One-quarter of Americans have a family member or friend who has died from COVID-19

Linley SandersData Journalist
January 11, 2021, 8:20 PM GMT+0

January is anticipated to be the deadliest month on record for the United States’ coronavirus deaths as the virus continues to spread unchecked and vaccine rollouts stall. The latest Economist/YouGov poll indicates that one-quarter (27%) of Americans now have a family member or close friend who has died from COVID-19 complications.

One in 11 Americans (9%) report having lost a family member to COVID-19 and one in five (20%) say a close friend has died from complications of the illness. (There is some overlap, with some Americans having lost both friends and family, which is why the figures for both groups don’t sum to the overall 27% rate).

Black Americans — who have been disproportionately impacted by the virus — are twice as likely (19%) as US adults overall to have experienced the death of a family member due to coronavirus complications. Two in five (39%) Black Americans have lost a close friend (24%) or family member (19%) because of it.

About three in five Americans (59%) now know someone who has tested positive for coronavirus. One in 13 Americans (7%) report personally having tested positive for COVID-19, while one-third have a family member (32%) or close friend (36%) who has received a positive test. (As with the previous question, overlapping answers mean the figures for the three groups don’t sum to the overall 59% rate).

One in 10 Americans between 18-to 29-years-old (10%) report testing positive for COVID-19, bolstering data from the World Health Organization that young people are key spreaders of the virus. While young Americans are more likely to say they have personally tested positive for the virus, Americans aged 65 and above are more likely than those under 30 to know family (36% vs 27%) or friends (40% vs 26%) who have tested positive.
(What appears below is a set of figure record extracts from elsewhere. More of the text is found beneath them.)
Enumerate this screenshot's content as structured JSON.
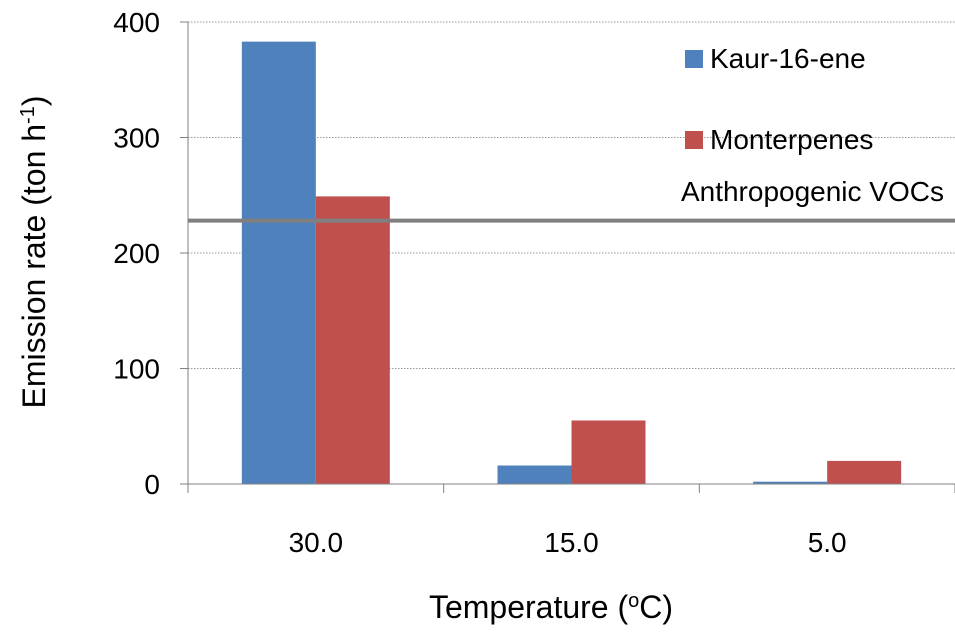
{
  "chart_data": {
    "type": "bar",
    "categories": [
      "30.0",
      "15.0",
      "5.0"
    ],
    "series": [
      {
        "name": "Kaur-16-ene",
        "values": [
          383,
          16,
          2
        ],
        "color": "#4f81bd"
      },
      {
        "name": "Monterpenes",
        "values": [
          249,
          55,
          20
        ],
        "color": "#c0504d"
      }
    ],
    "xlabel": "Temperature (",
    "xlabel_sup": "o",
    "xlabel_tail": "C)",
    "ylabel": "Emission rate (ton h",
    "ylabel_sup": "-1",
    "ylabel_tail": ")",
    "ylim": [
      0,
      400
    ],
    "yticks": [
      0,
      100,
      200,
      300,
      400
    ],
    "gridlines": true,
    "legend_position": "top-right",
    "reference_line": {
      "label": "Anthropogenic VOCs",
      "value": 228,
      "color": "#808080"
    }
  }
}
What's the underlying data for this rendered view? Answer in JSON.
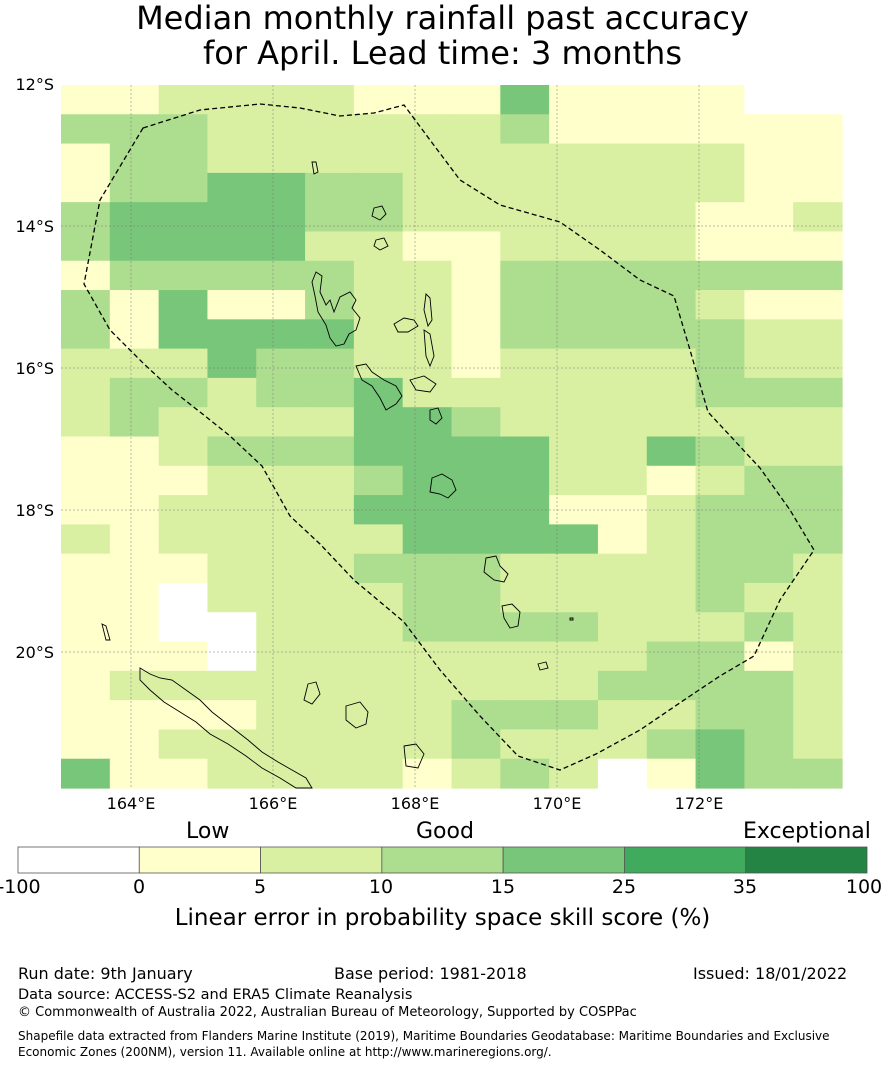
{
  "title_line1": "Median monthly rainfall past accuracy",
  "title_line2": "for April. Lead time: 3 months",
  "axes": {
    "lat_labels": [
      "12°S",
      "14°S",
      "16°S",
      "18°S",
      "20°S"
    ],
    "lon_labels": [
      "164°E",
      "166°E",
      "168°E",
      "170°E",
      "172°E"
    ]
  },
  "legend": {
    "categories": [
      "Low",
      "Good",
      "Exceptional"
    ],
    "ticks": [
      "-100",
      "0",
      "5",
      "10",
      "15",
      "25",
      "35",
      "100"
    ],
    "colors": [
      "#ffffff",
      "#ffffcc",
      "#d9f0a3",
      "#addd8e",
      "#78c679",
      "#41ab5d",
      "#238443"
    ],
    "label": "Linear error in probability space skill score (%)"
  },
  "footer": {
    "run_date": "Run date: 9th January",
    "base_period": "Base period: 1981-2018",
    "issued": "Issued: 18/01/2022",
    "data_source": "Data source: ACCESS-S2 and ERA5 Climate Reanalysis",
    "copyright": "© Commonwealth of Australia 2022, Australian Bureau of Meteorology, Supported by COSPPac",
    "shapefile_line1": "Shapefile data extracted from Flanders Marine Institute (2019), Maritime Boundaries Geodatabase: Maritime Boundaries and Exclusive",
    "shapefile_line2": "Economic Zones (200NM), version 11. Available online at http://www.marineregions.org/."
  },
  "chart_data": {
    "type": "heatmap",
    "palette_by_class": [
      "#ffffff",
      "#ffffcc",
      "#d9f0a3",
      "#addd8e",
      "#78c679"
    ],
    "class_meaning": [
      "<0",
      "0-5",
      "5-10",
      "10-15",
      "15-25"
    ],
    "grid": [
      "1122221114111100",
      "3332222223111111",
      "1332222222222211",
      "1334433222222211",
      "3444433222222112",
      "3444422112222111",
      "1333332213333333",
      "3141132213333211",
      "3144442213333322",
      "2224332212222322",
      "2332334222222333",
      "2322224432222222",
      "1123334444224322",
      "1112223444221233",
      "1122224444112333",
      "2122222444412333",
      "1112223332222332",
      "1102222332222322",
      "1100222333322232",
      "1110222222223312",
      "1222222222233332",
      "1111222233322332",
      "1122222232223432",
      "4112222123201433"
    ]
  }
}
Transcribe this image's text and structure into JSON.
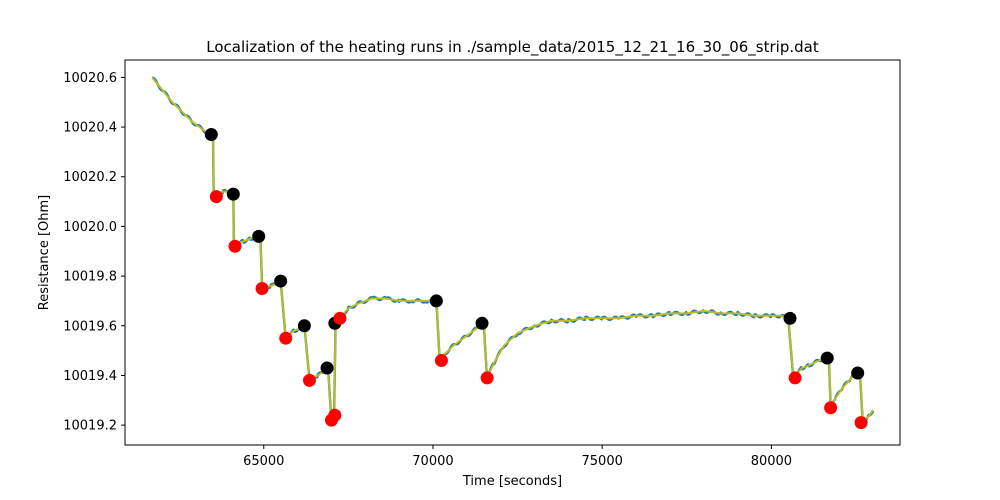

Related: The partisan COVID-19 divide continues, though Republicans worry more as cases rise

See the toplines and crosstabs from this week’s Economist/YouGov Poll

Methodology: The Economist survey was conducted by YouGov using a nationally representative sample of 1,500 US Adult Citizens interviewed online between January 3 - 5, 2021. This sample was weighted according to gender, age, race, and education based on the American Community Survey, conducted by the US Bureau of the Census, as well as 2016 Presidential vote, registration status, geographic region, and news interest. Respondents were selected from YouGov’s opt-in panel to be representative of all US citizens. The margin of error is approximately 3.3% for the overall sample.